On Wed, 15 Apr 2009 07:54:20 +0200, Martin wrote:

>> Perhaps I'm being dim, but how else are you going to decide if two
>> files are the same unless you compare the bytes in the files?
> 
> I'd say checksums, just about every download relies on checksums to
> verify you do have indeed the same file.

The checksum does look at every byte in each file. Checksumming isn't a 
way to avoid looking at each byte of the two files, it is a way of 
mapping all the bytes to a single number.
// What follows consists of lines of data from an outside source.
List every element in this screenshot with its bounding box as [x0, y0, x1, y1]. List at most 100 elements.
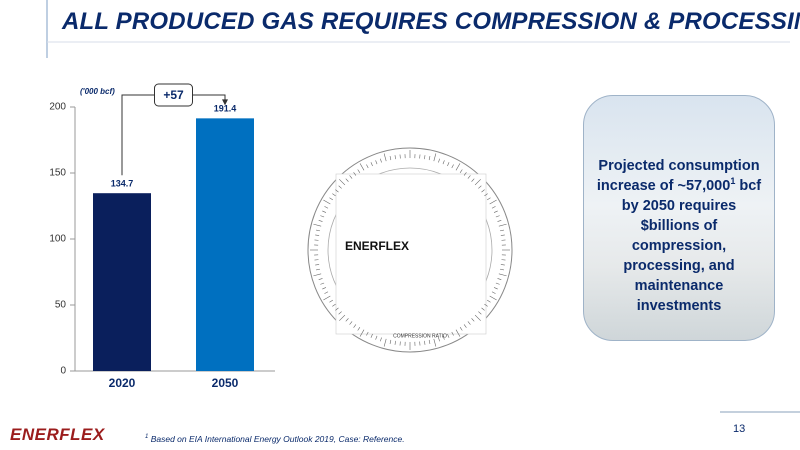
y-tick-label: 100: [49, 234, 66, 245]
wheel-tick: [498, 273, 507, 277]
wheel-tick: [338, 185, 342, 189]
connector-arrow: [222, 99, 228, 106]
annotation: +57: [163, 88, 184, 102]
wheel-tick: [380, 337, 382, 342]
wheel-tick: [335, 307, 339, 311]
wheel-tick: [316, 229, 321, 232]
page-number: 13: [733, 423, 746, 435]
callout-box: Projected consumption increase of ~57,00…: [583, 95, 775, 341]
wheel-tick: [315, 234, 320, 236]
wheel-tick: [486, 299, 491, 303]
wheel-tick: [428, 339, 431, 344]
wheel-tick: [484, 193, 488, 197]
wheel-tick: [497, 220, 502, 222]
bar: [196, 118, 254, 372]
wheel-tick: [491, 206, 496, 209]
x-tick-label: 2050: [212, 376, 239, 390]
wheel-tick: [433, 153, 437, 162]
wheel-tick: [455, 329, 461, 337]
wheel-tick: [428, 156, 431, 161]
wheel-tick: [493, 210, 498, 213]
wheel-tick: [366, 331, 369, 336]
wheel-brand: ENERFLEX: [345, 239, 409, 253]
wheel-tick: [442, 335, 445, 340]
wheel-tick: [349, 175, 353, 179]
wheel-tick: [329, 299, 334, 303]
value-label: 134.7: [111, 179, 134, 189]
wheel-tick: [455, 163, 461, 171]
wheel-tick: [366, 164, 369, 169]
wheel-tick: [320, 282, 325, 285]
wheel-tick: [424, 155, 426, 160]
wheel-tick: [467, 321, 471, 325]
wheel-tick: [451, 164, 454, 169]
wheel-tick: [484, 303, 488, 307]
wheel-tick: [447, 333, 450, 338]
wheel-tick: [474, 179, 481, 186]
wheel-tick: [495, 282, 500, 285]
callout-text: Projected consumption increase of ~57,00…: [592, 156, 766, 316]
wheel-label: COMPRESSION RATIO: [393, 333, 447, 339]
wheel-tick: [478, 311, 482, 315]
wheel-tick: [438, 337, 440, 342]
y-axis-label: ('000 bcf): [80, 87, 115, 96]
wheel-tick: [318, 220, 323, 222]
y-tick-label: 150: [49, 168, 66, 179]
wheel-tick: [345, 318, 349, 322]
gauge-wheel: ENERFLEX COMPRESSION RATIO: [307, 147, 513, 353]
wheel-tick: [389, 339, 392, 344]
wheel-tick: [359, 163, 365, 171]
wheel-tick: [424, 340, 426, 345]
wheel-tick: [338, 311, 342, 315]
callout-text-before: Projected consumption increase of ~57,00…: [596, 158, 760, 194]
wheel-tick: [349, 321, 353, 325]
wheel-tick: [486, 197, 491, 201]
wheel-tick: [332, 303, 336, 307]
wheel-card: [335, 173, 487, 335]
wheel-tick: [370, 333, 373, 338]
wheel-tick: [498, 223, 507, 227]
wheel-tick: [357, 169, 361, 174]
wheel-tick: [459, 326, 463, 331]
callout-text-after: bcf by 2050 requires $billions of compre…: [621, 178, 762, 314]
wheel-tick: [463, 324, 467, 328]
wheel-tick: [335, 189, 339, 193]
wheel-tick: [383, 338, 387, 347]
wheel-tick: [495, 215, 500, 218]
wheel-tick: [313, 223, 322, 227]
wheel-tick: [447, 162, 450, 167]
wheel-tick: [478, 185, 482, 189]
wheel-tick: [315, 264, 320, 266]
wheel-tick: [451, 331, 454, 336]
wheel-tick: [324, 206, 329, 209]
wheel-tick: [370, 162, 373, 167]
callout-superscript: 1: [730, 176, 736, 187]
wheel-tick: [375, 160, 378, 165]
footnote: 1 Based on EIA International Energy Outl…: [145, 434, 405, 444]
value-label: 191.4: [214, 104, 237, 114]
wheel-tick: [489, 199, 497, 205]
wheel-tick: [433, 338, 437, 347]
y-tick-label: 50: [55, 300, 67, 311]
wheel-tick: [442, 160, 445, 165]
wheel-tick: [357, 326, 361, 331]
footnote-text: Based on EIA International Energy Outloo…: [148, 434, 405, 444]
wheel-tick: [394, 155, 396, 160]
wheel-tick: [463, 172, 467, 176]
wheel-tick: [318, 278, 323, 280]
wheel-tick: [332, 193, 336, 197]
wheel-tick: [499, 229, 504, 232]
wheel-tick: [339, 314, 346, 321]
wheel-tick: [471, 178, 475, 182]
wheel-tick: [313, 273, 322, 277]
slide-title: ALL PRODUCED GAS REQUIRES COMPRESSION & …: [62, 8, 800, 35]
wheel-tick: [493, 287, 498, 290]
wheel-tick: [323, 199, 331, 205]
wheel-tick: [353, 324, 357, 328]
wheel-tick: [345, 178, 349, 182]
wheel-tick: [500, 234, 505, 236]
wheel-tick: [499, 268, 504, 271]
y-tick-label: 200: [49, 102, 66, 113]
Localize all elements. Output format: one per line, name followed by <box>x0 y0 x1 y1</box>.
>> You could hash them and compare the hashes, but that's a lot more work
>> than just comparing the two byte streams.
> 
> hashing is not exactly much mork in it's simplest form it's 2 lines per
> file.

Hashing is a *lot* more work than just comparing two bytes. The MD5 
checksum has been specifically designed to be fast and compact, and the 
algorithm is still complicated:

http://en.wikipedia.org/wiki/MD5#Pseudocode

The reference implementation is here:

http://www.fastsum.com/rfc1321.php#APPENDIXA

SHA-1 is even more complicated still:

http://en.wikipedia.org/wiki/SHA_hash_functions#SHA-1_pseudocode


Just because *calling* some checksum function is easy doesn't make the 
checksum function itself simple. They do a LOT more work than just a 
simple comparison between bytes, and that's totally unnecessary work if 
you are making a one-off comparison of two local files.